The spiny Flower Mantis, or Pseudocreobotra wahlbergii, is a beautiful and colorful flower mantis. They are white with orange and green stripes, and as adults they have a beautiful patch of color on their wings that looks like an eye.
This species of praying mantis has its natural range in sub-Saharan Africa. Read all about caring for Pseudocreobotra wahlbergii mantises in this caresheet.
This species of flower mantis is white with green stripes on the legs. The eyes are purple, depending on the light conditions this can vary from lilac to deep purple. As nymphs these mantids have an orange spot on the upside of the abdomen which scares away predators by mimicking an eye. As adults they have wings with a black and yellow ‘swirl’ on them, also mimicking an eye. If you threaten a spiny flower mantis, it will put its wings upwards to show the two eyes. The thinner wings that are under the top wings are bright yellow. The spiny flower mantis is very beautiful and spectacular.
When the nymphs are born they are black in color. They stay blackish until L3 instar stage. After this stage they are mostly orange-pink spotted and become more and more white which each subsequent molt.
Spiny Flower Mantids are approximately 4 to 5 inches cm as adults.
Behavior of the Spiny Flower Mantis
This species is fairly quiet, but can also actively hunt their prey once they have spotted it. Some individuals are easily agitated and will display their wings at the slightest disturbance, while other individuals almost never show their thread display.
Because of their size this mantis cannot be fed large prey items like adult locusts. It is best to feed them moths and flies instead of crickets.
The ideal temperature is about 26 ° C, but can vary between 25 ° C and 30 ° C. At night the temperature should be at least 18 ° C.
This species has no very high demands on the humidity, but too much moisture is deadly to them because of infections. Spray about 3 times a week with clean water. Drinking from the water droplets is important for this species. Proper ventilation is crucial, and mold should be avoided at all times for this species. Especially the adults may do better in a dry environment than a too wet environment. The air humidity should be around 60%.
As with all species of praying mantis, this species needs an enclosure that is at least 3 times the length of the animal in height, and at least 2x the length of the animal in width. For an adult this means is at least 15 cm in height and 10 cm in width. A nice size for a terrarium would be 20 x 15 x 15 cm (hxwxd), so there is room for lots of fake plants and perches. Especially white or yellow plastic flower look amazing in an enclosure with this species of mantis, as the mantis will blend into the environment of the flowers really well.
This species is cannibalistic, like most species of praying mantis. Young nymphs (up to L4) can be kept together, but the older they are the more likely they will eat each other.
This species is not very easy breed, but if you have experience with other species it is possible. The female can be very aggressive, so make sure it has eaten enough when male is introduced to her enclosure.

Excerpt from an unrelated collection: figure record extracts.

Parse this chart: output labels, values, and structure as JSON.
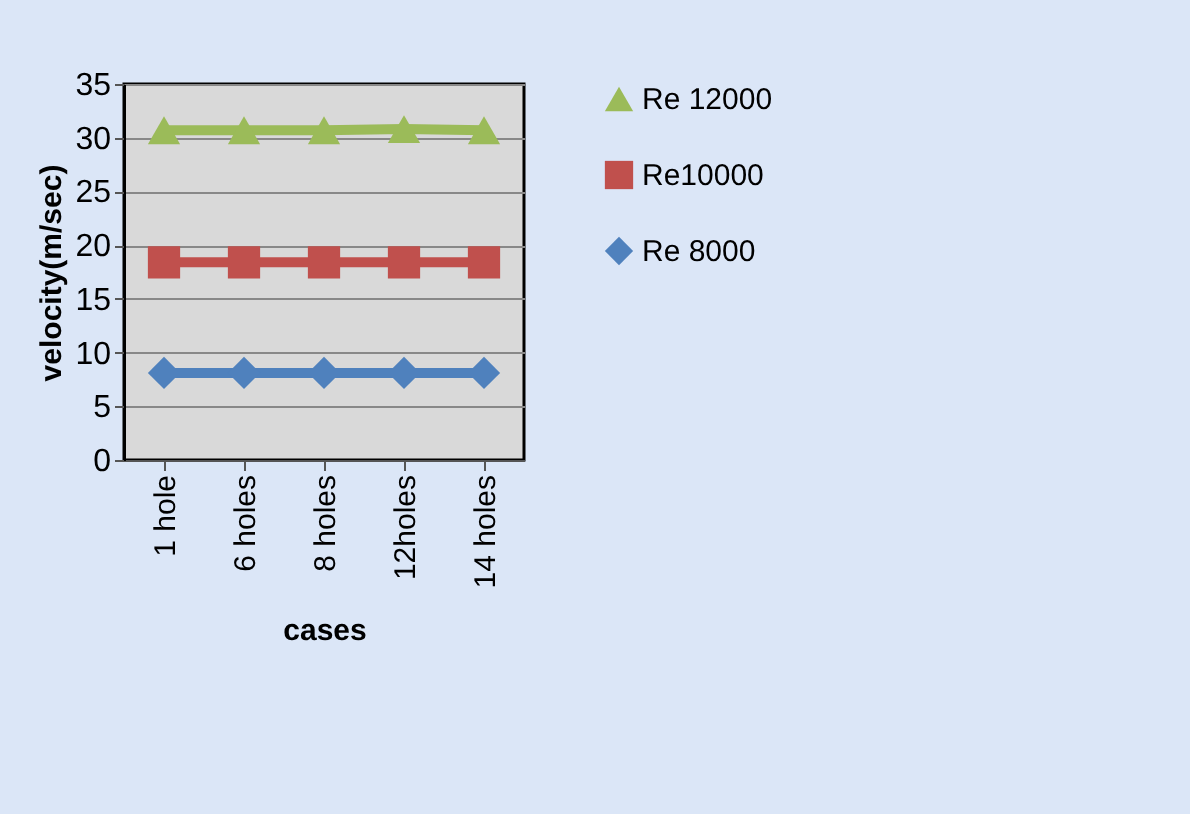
{
  "chart_data": {
    "type": "line",
    "xlabel": "cases",
    "ylabel": "velocity(m/sec)",
    "categories": [
      "1 hole",
      "6 holes",
      "8 holes",
      "12holes",
      "14 holes"
    ],
    "series": [
      {
        "name": "Re 12000",
        "color": "#9bbb59",
        "marker": "triangle",
        "values": [
          30.7,
          30.7,
          30.7,
          30.8,
          30.7
        ]
      },
      {
        "name": "Re10000",
        "color": "#c0504d",
        "marker": "square",
        "values": [
          18.4,
          18.4,
          18.4,
          18.4,
          18.4
        ]
      },
      {
        "name": "Re 8000",
        "color": "#4f81bd",
        "marker": "diamond",
        "values": [
          8.1,
          8.1,
          8.1,
          8.1,
          8.1
        ]
      }
    ],
    "ylim": [
      0,
      35
    ],
    "yticks": [
      0,
      5,
      10,
      15,
      20,
      25,
      30,
      35
    ],
    "grid": "y",
    "legend": "right",
    "line_style": "solid"
  }
}
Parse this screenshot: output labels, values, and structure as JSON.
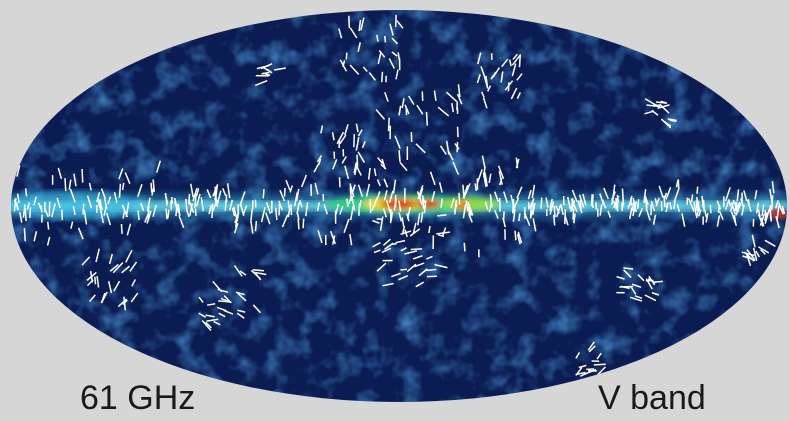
{
  "labels": {
    "frequency": "61 GHz",
    "band": "V band"
  }
}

The females of this species are larger, heavier and broader than males. The sex of the mantis can be determined by looking at the segments on its abdomen. In later nymphal stages it may be noticed that the males remain smaller and have thicker antennae than the females. As adults you can distinguish males and females by the length of the wings. A female has wings almost to end of the abdomen, while the male has wings that reach past the abdomen. The antennae of the male are much longer and thicker than those of the female. De egg packages must be kept in the same way as the mantis itself. Beware of mold, it arises from an excessively damp environment. Approximately 30 to 55 nymphs may come out of one ootheca.